Lively music and witty lines, though, keep the show from turning to treacle. Particularly delightful is Anika’s solo number. As choreographed by Dan Murphy, “Pizzazz” starts as a classic showbiz routine, complete with a big smile and jazz hands, before it spins into slapstick as the spotlight starts bouncing around the stage like an errant rubber ball and Anika gets tangled up in her feather boa. Other highlights include Jennifer’s crack about the mayhem of the audition (“I paid a cat sitter $25 an hour for this?”) and Linda’s lament, “Why did I wear this underwear?”

The women auditioning here particularly adore the chutzpah of Hello, Dolly! But Maroney’s story offers more than toe-tapping entertainment by asking serious questions. Do women have to be a certain age and size to be worthy of attention? Can they find true success and satisfaction when they become comrades rather than competitors?
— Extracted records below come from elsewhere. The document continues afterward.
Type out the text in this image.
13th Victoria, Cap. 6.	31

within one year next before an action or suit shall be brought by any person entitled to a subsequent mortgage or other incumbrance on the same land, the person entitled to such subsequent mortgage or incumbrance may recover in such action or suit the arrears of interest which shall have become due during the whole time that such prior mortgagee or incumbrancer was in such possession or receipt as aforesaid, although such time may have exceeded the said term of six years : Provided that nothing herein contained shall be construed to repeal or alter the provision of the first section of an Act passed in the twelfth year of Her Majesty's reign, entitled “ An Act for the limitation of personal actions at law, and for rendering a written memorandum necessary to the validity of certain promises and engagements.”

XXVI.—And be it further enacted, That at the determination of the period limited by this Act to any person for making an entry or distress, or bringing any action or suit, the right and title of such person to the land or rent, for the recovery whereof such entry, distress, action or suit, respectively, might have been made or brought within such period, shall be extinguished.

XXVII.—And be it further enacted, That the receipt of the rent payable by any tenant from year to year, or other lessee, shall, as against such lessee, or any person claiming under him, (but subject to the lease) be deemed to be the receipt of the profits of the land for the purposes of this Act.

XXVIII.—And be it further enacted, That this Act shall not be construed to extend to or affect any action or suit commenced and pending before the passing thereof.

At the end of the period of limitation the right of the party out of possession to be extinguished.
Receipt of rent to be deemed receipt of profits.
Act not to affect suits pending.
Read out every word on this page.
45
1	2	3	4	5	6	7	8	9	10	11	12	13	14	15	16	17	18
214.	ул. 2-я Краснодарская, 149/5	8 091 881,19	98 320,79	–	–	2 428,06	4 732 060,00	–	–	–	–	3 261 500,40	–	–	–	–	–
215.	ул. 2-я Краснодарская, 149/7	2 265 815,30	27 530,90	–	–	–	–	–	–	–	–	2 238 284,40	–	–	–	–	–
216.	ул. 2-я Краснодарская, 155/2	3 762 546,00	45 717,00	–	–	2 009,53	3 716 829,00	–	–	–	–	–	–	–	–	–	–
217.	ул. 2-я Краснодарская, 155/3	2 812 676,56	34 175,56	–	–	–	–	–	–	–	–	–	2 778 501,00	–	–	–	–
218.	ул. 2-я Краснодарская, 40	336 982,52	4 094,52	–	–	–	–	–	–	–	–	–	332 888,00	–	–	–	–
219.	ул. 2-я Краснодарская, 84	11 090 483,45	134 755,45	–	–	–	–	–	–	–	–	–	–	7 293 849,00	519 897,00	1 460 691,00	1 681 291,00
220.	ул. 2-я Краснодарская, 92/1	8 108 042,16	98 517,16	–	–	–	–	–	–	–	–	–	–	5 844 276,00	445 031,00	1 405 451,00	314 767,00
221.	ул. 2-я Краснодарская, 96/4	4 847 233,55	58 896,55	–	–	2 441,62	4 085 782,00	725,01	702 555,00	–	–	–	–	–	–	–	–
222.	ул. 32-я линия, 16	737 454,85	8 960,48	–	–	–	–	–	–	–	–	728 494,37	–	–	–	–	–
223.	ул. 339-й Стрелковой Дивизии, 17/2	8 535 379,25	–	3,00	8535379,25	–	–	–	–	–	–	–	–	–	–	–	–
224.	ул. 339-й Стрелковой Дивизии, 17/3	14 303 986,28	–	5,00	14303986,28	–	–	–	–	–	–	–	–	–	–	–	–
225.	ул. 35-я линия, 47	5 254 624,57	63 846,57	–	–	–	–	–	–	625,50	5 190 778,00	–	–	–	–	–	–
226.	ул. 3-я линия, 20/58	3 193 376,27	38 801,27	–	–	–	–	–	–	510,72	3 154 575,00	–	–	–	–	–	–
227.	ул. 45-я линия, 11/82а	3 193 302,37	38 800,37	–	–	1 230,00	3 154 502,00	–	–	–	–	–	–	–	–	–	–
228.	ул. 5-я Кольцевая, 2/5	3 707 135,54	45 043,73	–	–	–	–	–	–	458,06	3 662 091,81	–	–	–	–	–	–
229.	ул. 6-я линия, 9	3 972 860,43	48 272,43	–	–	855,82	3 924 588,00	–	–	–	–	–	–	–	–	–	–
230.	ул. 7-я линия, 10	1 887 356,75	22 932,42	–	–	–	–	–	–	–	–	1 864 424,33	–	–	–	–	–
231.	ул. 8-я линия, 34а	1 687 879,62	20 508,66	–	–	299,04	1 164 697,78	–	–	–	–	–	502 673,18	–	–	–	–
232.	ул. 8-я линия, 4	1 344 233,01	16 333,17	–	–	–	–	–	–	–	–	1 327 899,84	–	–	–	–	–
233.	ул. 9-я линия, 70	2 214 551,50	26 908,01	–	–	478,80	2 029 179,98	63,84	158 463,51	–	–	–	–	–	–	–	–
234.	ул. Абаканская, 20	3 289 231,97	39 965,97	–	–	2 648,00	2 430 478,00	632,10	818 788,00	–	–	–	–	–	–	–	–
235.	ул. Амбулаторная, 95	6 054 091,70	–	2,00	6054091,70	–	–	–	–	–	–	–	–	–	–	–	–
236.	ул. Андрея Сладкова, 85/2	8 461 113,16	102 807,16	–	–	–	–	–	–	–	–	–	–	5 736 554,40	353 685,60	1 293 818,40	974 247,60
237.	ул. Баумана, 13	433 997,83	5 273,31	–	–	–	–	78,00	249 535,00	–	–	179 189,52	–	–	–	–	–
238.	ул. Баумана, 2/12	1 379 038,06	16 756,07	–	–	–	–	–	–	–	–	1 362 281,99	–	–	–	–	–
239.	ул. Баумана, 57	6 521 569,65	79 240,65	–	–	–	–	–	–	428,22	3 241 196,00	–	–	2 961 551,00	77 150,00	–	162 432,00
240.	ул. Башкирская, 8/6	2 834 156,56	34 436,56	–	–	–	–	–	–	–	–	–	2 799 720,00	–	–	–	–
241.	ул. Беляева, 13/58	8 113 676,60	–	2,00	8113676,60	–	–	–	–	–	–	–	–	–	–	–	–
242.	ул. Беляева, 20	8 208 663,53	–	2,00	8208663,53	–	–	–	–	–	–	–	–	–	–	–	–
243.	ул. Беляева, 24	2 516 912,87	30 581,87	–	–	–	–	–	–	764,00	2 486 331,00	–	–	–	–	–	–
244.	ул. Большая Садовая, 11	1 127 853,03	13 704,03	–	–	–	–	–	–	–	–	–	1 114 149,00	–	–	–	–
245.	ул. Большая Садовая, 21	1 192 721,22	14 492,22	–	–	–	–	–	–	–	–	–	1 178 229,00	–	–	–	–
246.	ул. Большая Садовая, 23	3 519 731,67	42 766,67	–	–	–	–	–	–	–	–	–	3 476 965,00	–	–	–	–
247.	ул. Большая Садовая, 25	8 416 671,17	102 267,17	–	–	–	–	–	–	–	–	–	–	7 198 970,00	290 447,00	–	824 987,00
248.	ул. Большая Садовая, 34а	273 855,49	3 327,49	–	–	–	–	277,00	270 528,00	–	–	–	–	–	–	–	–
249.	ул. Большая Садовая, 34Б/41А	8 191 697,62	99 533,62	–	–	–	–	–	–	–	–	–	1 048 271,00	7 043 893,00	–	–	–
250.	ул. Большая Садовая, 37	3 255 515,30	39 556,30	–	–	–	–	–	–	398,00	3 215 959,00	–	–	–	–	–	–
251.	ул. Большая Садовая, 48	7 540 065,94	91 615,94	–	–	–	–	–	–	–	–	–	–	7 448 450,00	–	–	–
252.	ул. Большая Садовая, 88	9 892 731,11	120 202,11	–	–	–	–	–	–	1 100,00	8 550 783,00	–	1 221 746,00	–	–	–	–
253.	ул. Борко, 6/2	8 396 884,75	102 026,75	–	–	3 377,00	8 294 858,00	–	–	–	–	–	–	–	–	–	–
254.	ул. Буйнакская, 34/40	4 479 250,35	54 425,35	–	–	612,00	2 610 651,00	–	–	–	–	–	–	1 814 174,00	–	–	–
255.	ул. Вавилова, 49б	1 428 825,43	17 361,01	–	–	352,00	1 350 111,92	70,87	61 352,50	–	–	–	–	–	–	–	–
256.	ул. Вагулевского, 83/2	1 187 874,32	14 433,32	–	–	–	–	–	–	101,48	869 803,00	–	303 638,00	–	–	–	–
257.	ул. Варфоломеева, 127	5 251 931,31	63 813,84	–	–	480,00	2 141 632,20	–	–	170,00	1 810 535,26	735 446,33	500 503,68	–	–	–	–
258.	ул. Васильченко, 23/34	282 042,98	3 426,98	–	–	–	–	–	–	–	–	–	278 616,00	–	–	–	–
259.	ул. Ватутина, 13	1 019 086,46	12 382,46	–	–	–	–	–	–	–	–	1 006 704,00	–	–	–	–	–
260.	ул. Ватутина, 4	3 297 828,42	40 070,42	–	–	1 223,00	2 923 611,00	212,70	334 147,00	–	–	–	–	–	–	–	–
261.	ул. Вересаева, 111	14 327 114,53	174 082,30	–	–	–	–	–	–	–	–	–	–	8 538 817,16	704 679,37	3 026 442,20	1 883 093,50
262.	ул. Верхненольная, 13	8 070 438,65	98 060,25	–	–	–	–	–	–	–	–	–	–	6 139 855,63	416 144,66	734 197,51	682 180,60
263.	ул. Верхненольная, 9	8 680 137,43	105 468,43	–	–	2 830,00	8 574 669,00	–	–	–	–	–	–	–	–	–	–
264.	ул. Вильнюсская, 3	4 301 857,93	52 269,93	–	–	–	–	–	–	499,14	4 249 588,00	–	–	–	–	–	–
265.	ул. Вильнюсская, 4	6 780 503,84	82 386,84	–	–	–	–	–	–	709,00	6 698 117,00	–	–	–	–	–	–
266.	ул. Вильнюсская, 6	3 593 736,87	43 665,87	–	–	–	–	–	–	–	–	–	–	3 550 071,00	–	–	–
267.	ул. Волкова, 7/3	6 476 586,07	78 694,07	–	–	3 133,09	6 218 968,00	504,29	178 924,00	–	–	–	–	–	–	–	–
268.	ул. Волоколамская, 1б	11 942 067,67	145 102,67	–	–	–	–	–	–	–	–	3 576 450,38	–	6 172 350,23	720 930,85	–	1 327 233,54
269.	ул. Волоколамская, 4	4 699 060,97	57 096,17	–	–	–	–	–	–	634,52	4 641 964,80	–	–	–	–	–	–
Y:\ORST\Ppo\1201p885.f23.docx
In the program notes, Maroney says she started writing her play after watching a sappy Hallmark movie. “I could do better,” she told herself. While Hallmark sticks to its patented formula of canned romance, Audition From Hell is anything but predictable. Nowhere is this more apparent than in the play’s deliciously zany grand finale, which includes a chorus line of World War II Soviet women pilots.

Yes, Maroney can do better than Hallmark. And with this funny, female-centric show, she did.

SEE IT: Audition From Hell plays at the Broadway Rose New Stage, 12850 SW Grant Ave., Tigard, 503-620-5262, broadwayrose.org. 7:30 pm Thursday-Saturday, 2 pm Sunday, through May 14. $20-$50.